We should also not look to last season as any benchmark. The manager last season joined in September and only had the January transfer window. While I said it was the wrong decision, I concocted a secret plan that saw Houllier getting rid of the players that couldn't move us forward and creating a culture of football, before moving upstairs and appointing his man in the managers job.
That, very sadly, didn't happen. Randy Lerner instead decided that enough was enough. He is now milking the club for all he can get out of it, before quite possibly selling up.
We also shouldn't look to the one point we have picked up from the last possible nine as any indication of change. There is no renaissance or renewed hope - this manager took his last club out of this league twice for the football he serves up and unless he is removed, there is a chance he will do the same with us - especially if the owner insists on cashing in.
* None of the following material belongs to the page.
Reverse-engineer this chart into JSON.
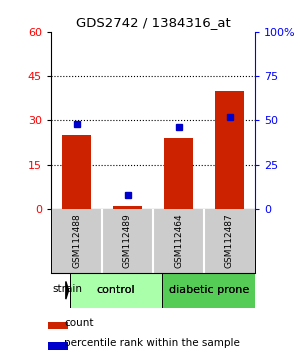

There were games at his last club and there will be more but all that matters is points and wins and we don't have enough and when you then look at the football, it is clear as day that he doesn't want to win - he just doesn't want to win and I go back to what John Barnes said - you don't play that kind of football at a club like Aston Villa.
Football first
So, post nearly over and we have football coming up and for the 180 minutes we have over the next few days, I will believe we can win. It is what happens as a football fan - you believe you can beat anyone because you become, for a few minutes before and during a match, unrealistically optimistic.
Tomorrow we will have a post starting before the match and the same again on Monday, but if i forget tomorrow, I do want to wish you all a happy new year and if we want it and I mean, really really want it, we can force change.
The question is, do we really want it and if we do, what type of change. Do we just want the manager gone or do we want real roots and branch change at Aston Villa?
This isn't a time for it now - I still hold out hope that we will have a new owner coming soon and if we get who we really really want, we will get roots and branch change, it is just a pity Lerner never really did it, because if he did, we could be somewhere a little special right now, instead we fear the worst with a manager incapable of sustainable success.